«…Это было давно, в 1947 году. Я проходил практику на Киевской студии. Зашел на минутку по какому-то делу в будку киномеханика. И, естественно, заглянул в проекционное окошко. На экране, сраженная пулями, упала черноволосая женщина с особым, запоминающимся лицом. Я торопился и не выяснил, что за картина. Но эпизод врезался в память. И только позже, когда смотрел великий фильм “Рим — открытый город”, я узнал этот эпизод и имя актрисы — Анна Маньяни».
Так вспоминал свое знакомство с итальянским кинематографом эпохи неореализма кинорежиссер и сценарист Марлен Хуциев. Знал ли Роберто Росселлини, снявший на излете Второй мировой войны ставшую манифестом неореализма картину «Рим — открытый город» (Roma, città aperta, 1945 г.), что фильм буквально разберут на цитаты, а последующее поколение кинематографистов станет напрямую цитировать кадры, выстроенные им и оператором Убальдо Арата?
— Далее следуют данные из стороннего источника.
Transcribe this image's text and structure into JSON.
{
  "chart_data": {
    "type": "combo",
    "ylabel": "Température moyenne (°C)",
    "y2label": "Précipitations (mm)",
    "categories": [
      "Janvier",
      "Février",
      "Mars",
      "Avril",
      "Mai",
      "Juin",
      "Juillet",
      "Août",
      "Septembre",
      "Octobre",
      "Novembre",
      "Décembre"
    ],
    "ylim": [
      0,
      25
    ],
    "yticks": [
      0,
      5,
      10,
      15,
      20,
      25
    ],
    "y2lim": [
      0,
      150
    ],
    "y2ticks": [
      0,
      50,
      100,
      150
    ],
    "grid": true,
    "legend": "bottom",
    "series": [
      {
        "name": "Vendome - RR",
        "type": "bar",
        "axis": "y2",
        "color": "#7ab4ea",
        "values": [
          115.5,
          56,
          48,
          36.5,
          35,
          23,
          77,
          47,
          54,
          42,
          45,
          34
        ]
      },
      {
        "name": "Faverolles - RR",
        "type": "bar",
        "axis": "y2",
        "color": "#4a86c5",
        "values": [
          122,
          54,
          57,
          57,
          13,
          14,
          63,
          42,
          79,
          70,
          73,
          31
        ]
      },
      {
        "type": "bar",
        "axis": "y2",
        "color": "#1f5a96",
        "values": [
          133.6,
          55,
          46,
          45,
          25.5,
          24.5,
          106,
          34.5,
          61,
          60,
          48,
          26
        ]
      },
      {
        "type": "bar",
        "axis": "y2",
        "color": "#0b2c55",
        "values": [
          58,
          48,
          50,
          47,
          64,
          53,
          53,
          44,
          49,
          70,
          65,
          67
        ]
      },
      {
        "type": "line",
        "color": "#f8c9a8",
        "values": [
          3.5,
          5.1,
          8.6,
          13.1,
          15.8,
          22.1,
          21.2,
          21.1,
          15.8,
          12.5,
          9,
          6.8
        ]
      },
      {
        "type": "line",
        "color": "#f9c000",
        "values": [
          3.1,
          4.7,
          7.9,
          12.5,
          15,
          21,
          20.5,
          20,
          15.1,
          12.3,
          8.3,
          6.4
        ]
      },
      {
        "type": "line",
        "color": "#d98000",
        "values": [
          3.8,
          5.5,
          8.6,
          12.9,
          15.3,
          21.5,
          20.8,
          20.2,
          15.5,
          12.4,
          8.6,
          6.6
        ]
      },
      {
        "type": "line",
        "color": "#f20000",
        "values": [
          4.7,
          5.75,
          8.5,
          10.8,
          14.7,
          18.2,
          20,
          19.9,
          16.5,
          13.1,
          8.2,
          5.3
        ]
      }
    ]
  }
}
Сраженная автоматной очередью беременная Пина в исполнении Анны Маньяни, упавшая, как подкошенная, с оголенными ногами в черных чулках; маленький мальчик в белой одежде церковного служки, безутешно рыдающий на груди убитой матери; народ, сплотившийся в своей ненависти к фашизму, — мэтр итальянского эротического кино Тинто Брасс вполне мог стать свидетелем подобной сцены, чтобы в 2002 году до деталей воспроизвести ее в фильме «Черный ангел». Смерть, секс, война, — именно об этой эстетике говорил автор сценария «Одержимости», сценарист и режиссер, один из основоположников неореализма Джузеппе Де Сантис.
Одновременно с Росселлини неореалистические ленты снимали Витторио Де Сика («Дети смотрят на нас», 1944; «Похитители велосипедов», 1948; «Умберто Д.», 1951), Лукино Висконти («Земля дрожит»,1948), Джузеппе Де Сантис («Рим в 11 часов», 1952).
Эти четверо и еще, конечно, Луиджи Дзампа стали в 40-х годах XX века символами новой эпохи, нового стиля в кинематографе. Их фильмы как кинопрожектор высветили тяжелые, неприглядные стороны народной жизни, обратились к настоящим, живым людям, живущим по соседству, показали «маленького человека» таким, какой он есть — без опоры на раз и навсегда утвержденный сценарий.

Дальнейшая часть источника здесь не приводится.